MOTIFS DE LA DÉCISION
SUR LA RÉGULARITÉ DE LA PROCÉDURE
La Défense fait valoir le défaut d’avis au Procureur de la République. Toutefois, il ressort de la procédure que le parquet a reçu le mail d’avis de placement au centre de rétention administrative à 9h27le 30 décembre 2024, et qu’aucun message d’erreur ou d’absence de délivrance ne vient démontrer le défaut d’avis au parquet. Le moyen sera rejeté.
La Défense plaide également que l’interprète présent lors de la procédure n’était pas assermenté. Or, outre le fait qu’aucun grief ne saurait en découler dès lors que Monsieur [L] a affirmé savoir parler, lire et écrire le français, il convient de rappeler que le rôle de l’interprète n’est pas ici d’authentifier la procédure, mais simplement d’assister la personne retenue, aussi le serment n’est-il pas obligatoire dans le cas présent.
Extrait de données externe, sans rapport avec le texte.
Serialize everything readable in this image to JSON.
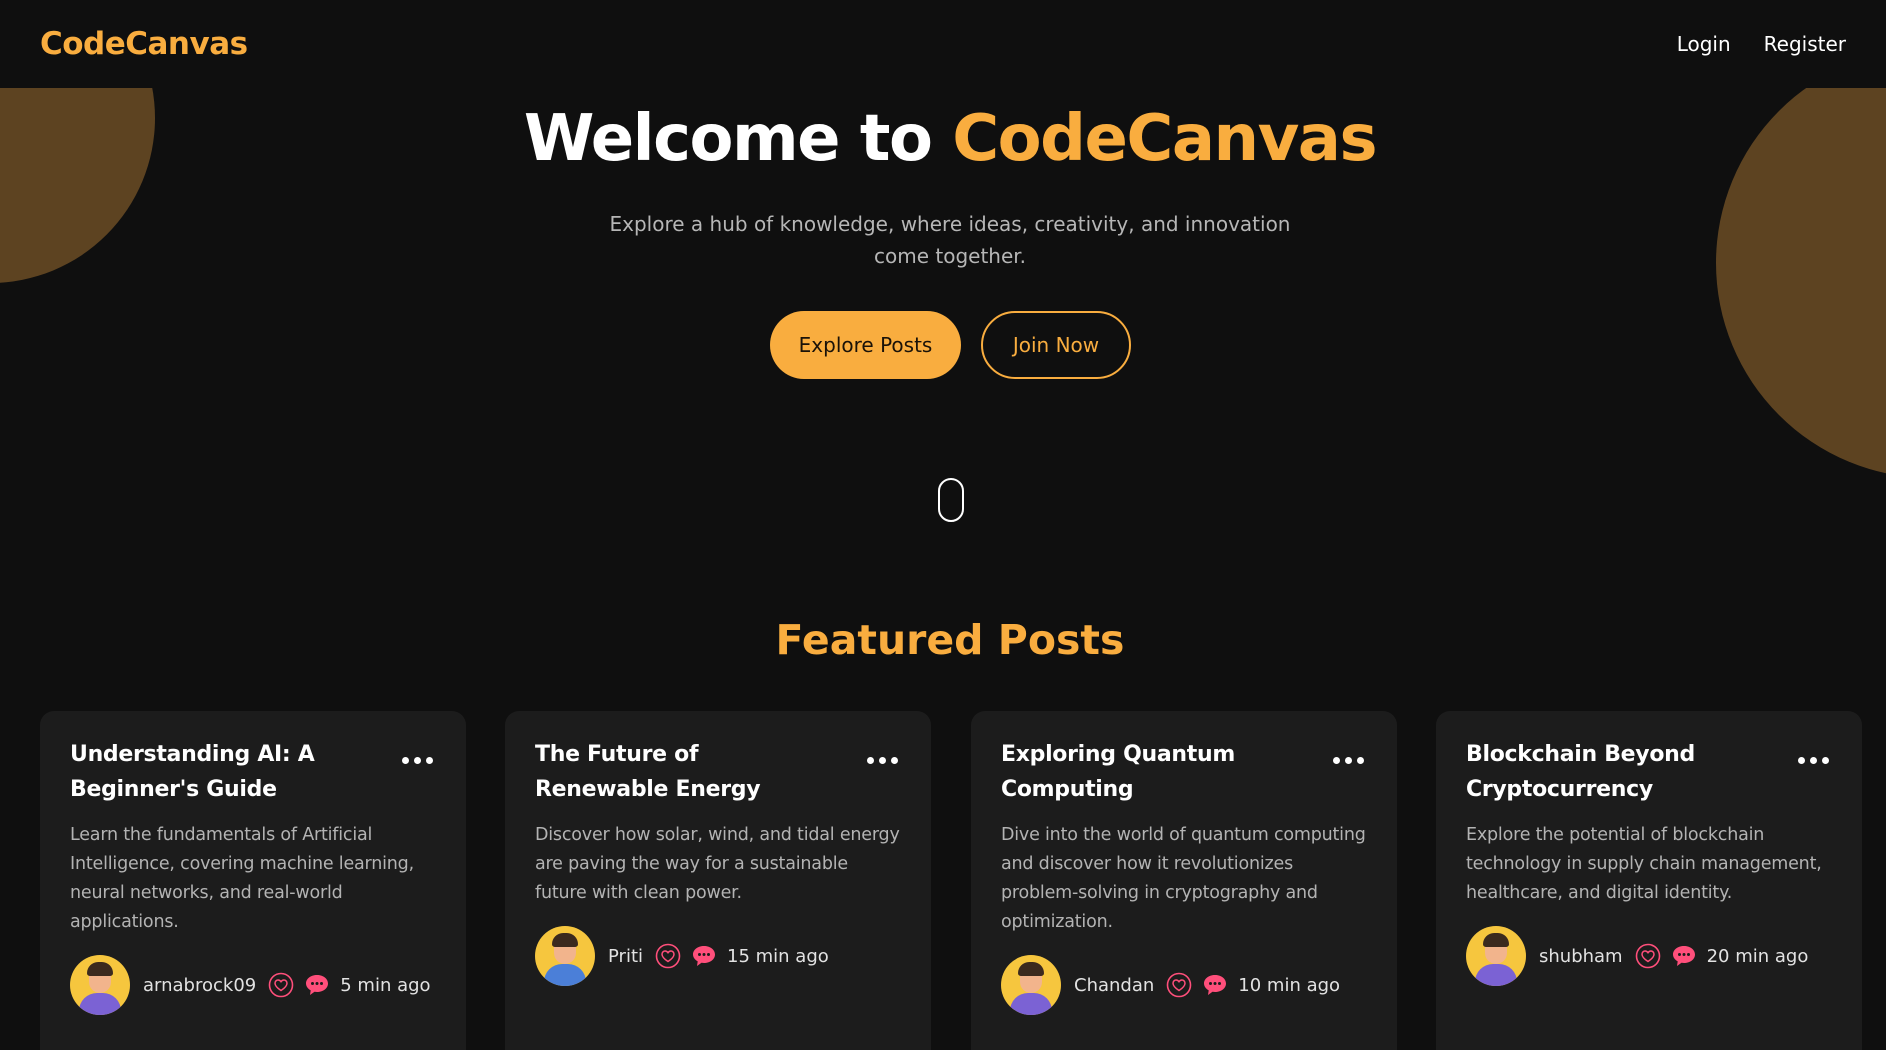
{
  "navbar": {
    "logo": "CodeCanvas",
    "links": [
      "Login",
      "Register"
    ]
  },
  "hero": {
    "title_prefix": "Welcome to ",
    "title_accent": "CodeCanvas",
    "subtitle": "Explore a hub of knowledge, where ideas, creativity, and innovation come together.",
    "primary_button": "Explore Posts",
    "secondary_button": "Join Now"
  },
  "featured": {
    "title": "Featured Posts",
    "posts": [
      {
        "title": "Understanding AI: A Beginner's Guide",
        "description": "Learn the fundamentals of Artificial Intelligence, covering machine learning, neural networks, and real-world applications.",
        "author": "arnabrock09",
        "time": "5 min ago"
      },
      {
        "title": "The Future of Renewable Energy",
        "description": "Discover how solar, wind, and tidal energy are paving the way for a sustainable future with clean power.",
        "author": "Priti",
        "time": "15 min ago"
      },
      {
        "title": "Exploring Quantum Computing",
        "description": "Dive into the world of quantum computing and discover how it revolutionizes problem-solving in cryptography and optimization.",
        "author": "Chandan",
        "time": "10 min ago"
      },
      {
        "title": "Blockchain Beyond Cryptocurrency",
        "description": "Explore the potential of blockchain technology in supply chain management, healthcare, and digital identity.",
        "author": "shubham",
        "time": "20 min ago"
      }
    ]
  },
  "colors": {
    "accent": "#f9ad3f",
    "background": "#0f0f0f",
    "card": "#1c1c1c",
    "blob": "#5d4321",
    "like": "#ff4f7b"
  },
  "icons": {
    "card_menu": "more-horizontal-icon",
    "like": "heart-icon",
    "comment": "comment-icon",
    "scroll": "mouse-scroll-icon"
  }
}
Le moyen sera rejeté.
SUR LA RECEVABILITÉ DE LA REQUÊTE
La Défense soulève l’incompétence du signataire de l’acte de placement au centre de rétention administrative. Toutefois, le signataire de cet acte est parfaitement habilité à procéder à cette signature suivant acte de délégation de signature en date du 5 décembre 2024, document présent à la procédure, mais également disponible en ligne ainsi qu’au greffe du JLD. Le moyen sera rejeté. La Défense invoque également le défaut de pièces utiles à la procédure en ce que le jugement du Tribunal correctionnel ne serait pas joint. Toutefois, les causes et circonstances exactes de la condamntion de l’intéressé importent peu en l’espèce dès lors que les qualifications retenues sont bien précisées en procédures, non seulement sur la fiche pénale mais également sur les procès-verbaux de levée d’écrou et de notifications, puisqu’il s’agit en l’espèce d’une peine de huit mois d’emprisonnement pour des faits d’infractions à la législation sur les stupéfiants. C’est ainsi à bon droit que le Préfet peut se prévaloir du trouble à l’ordre public que représente l’intéressé. Le moyen sera rejeté.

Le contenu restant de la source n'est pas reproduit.